Note: The animation file used for the test is from Wolthera Van Hovell (A top Krita artist), https://yadi.sk/d/n9a6YRrP3Lc3Ts.
Figure 1: Test animation screenshot
Figure 2: Animation results from System 2
NB: Cores in the graph above refers to physical cores + logical cores (i.e. 12 cores = 6physical cores + 6 logical cores)
Use case 2: Brushes
For reliability, an automated script was developed and executed on different core numbers in the two afore-mentioned systems, the script logged the brush speeds. The table below shows time spent to render 16 5000-px long strokes with the Gaussian brush of 1000px diameter. As the core number increases, the time spent on rendering reduces (brush speed increases).

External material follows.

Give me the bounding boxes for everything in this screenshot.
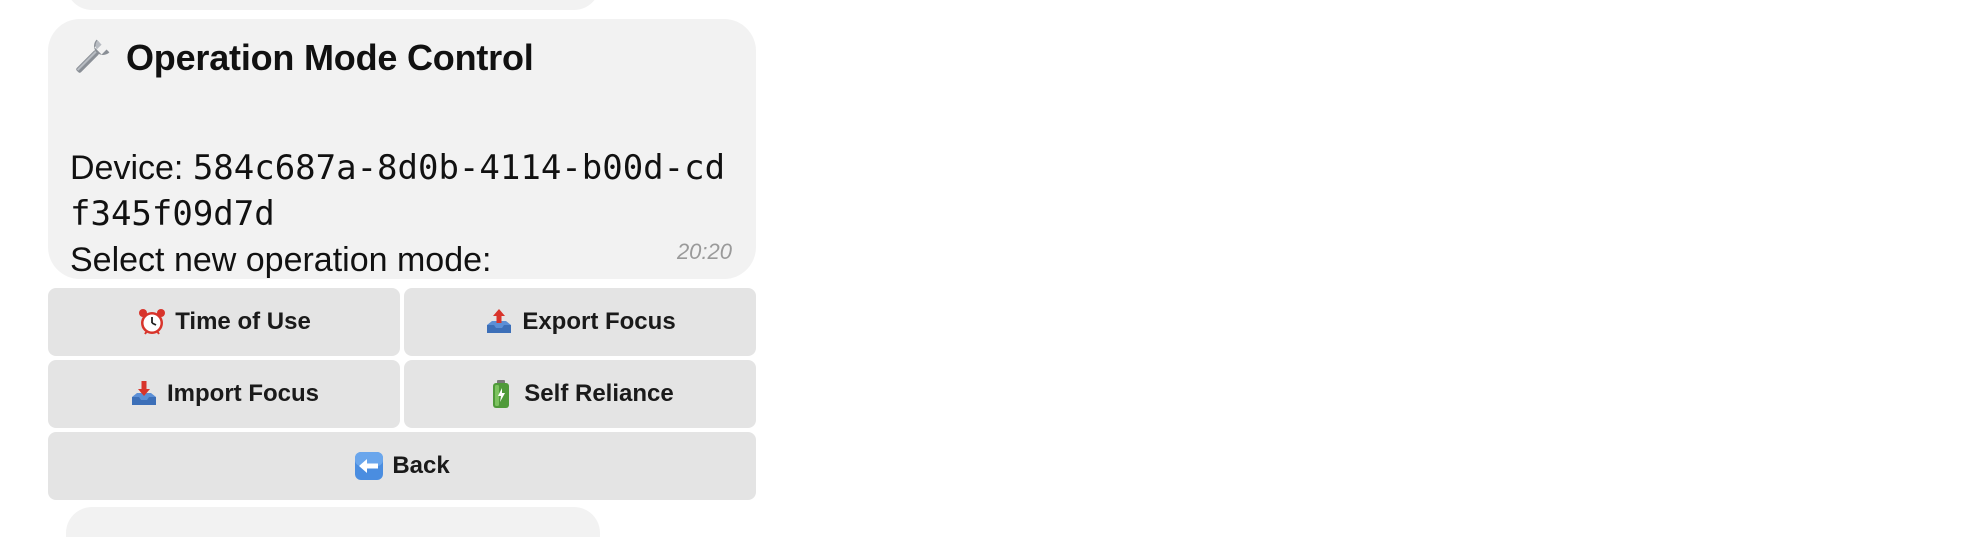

Figure 3: Gaussian Brush speed results from System 2
NB: Cores in the graph above refers to physical cores + logical cores (i.e. 12 cores = 6 physical cores + 6 logical cores)
Figure 4: Gaussian Brush speed results from system 1
NB: Cores in the graph above refers to physical cores + logical cores (i.e. 8 cores = 4 physical cores + 4 logical cores)
Conclusion and Recommendations
From the two use cases above, multiple cores and Intel HT Technology significantly improve the performance of processor-intensive computations. A performance gain of 4.37X is achieved when an animation is rendered using all cores in a 6Core system with Intel HT Technology turned on, compared to rendering the animation on one core. This visible and measurable performance gain translates to reduced waiting times by Krita application users, thus increasing their overall productivity.
Intel provides technologies and hardware platforms that meet the ever-growing computer processing demands by software applications. Independent software developers can take advantage of these capabilities by writing multithreaded software which, in turn, offers an excellent user experience to the application users. Different tools are provided by Intel to software developers that could be used to determine software application performance bottlenecks, hotspots, and concurrency issues. An example of such a tool, and which was used in this study, is the Intel VTune Amplifier.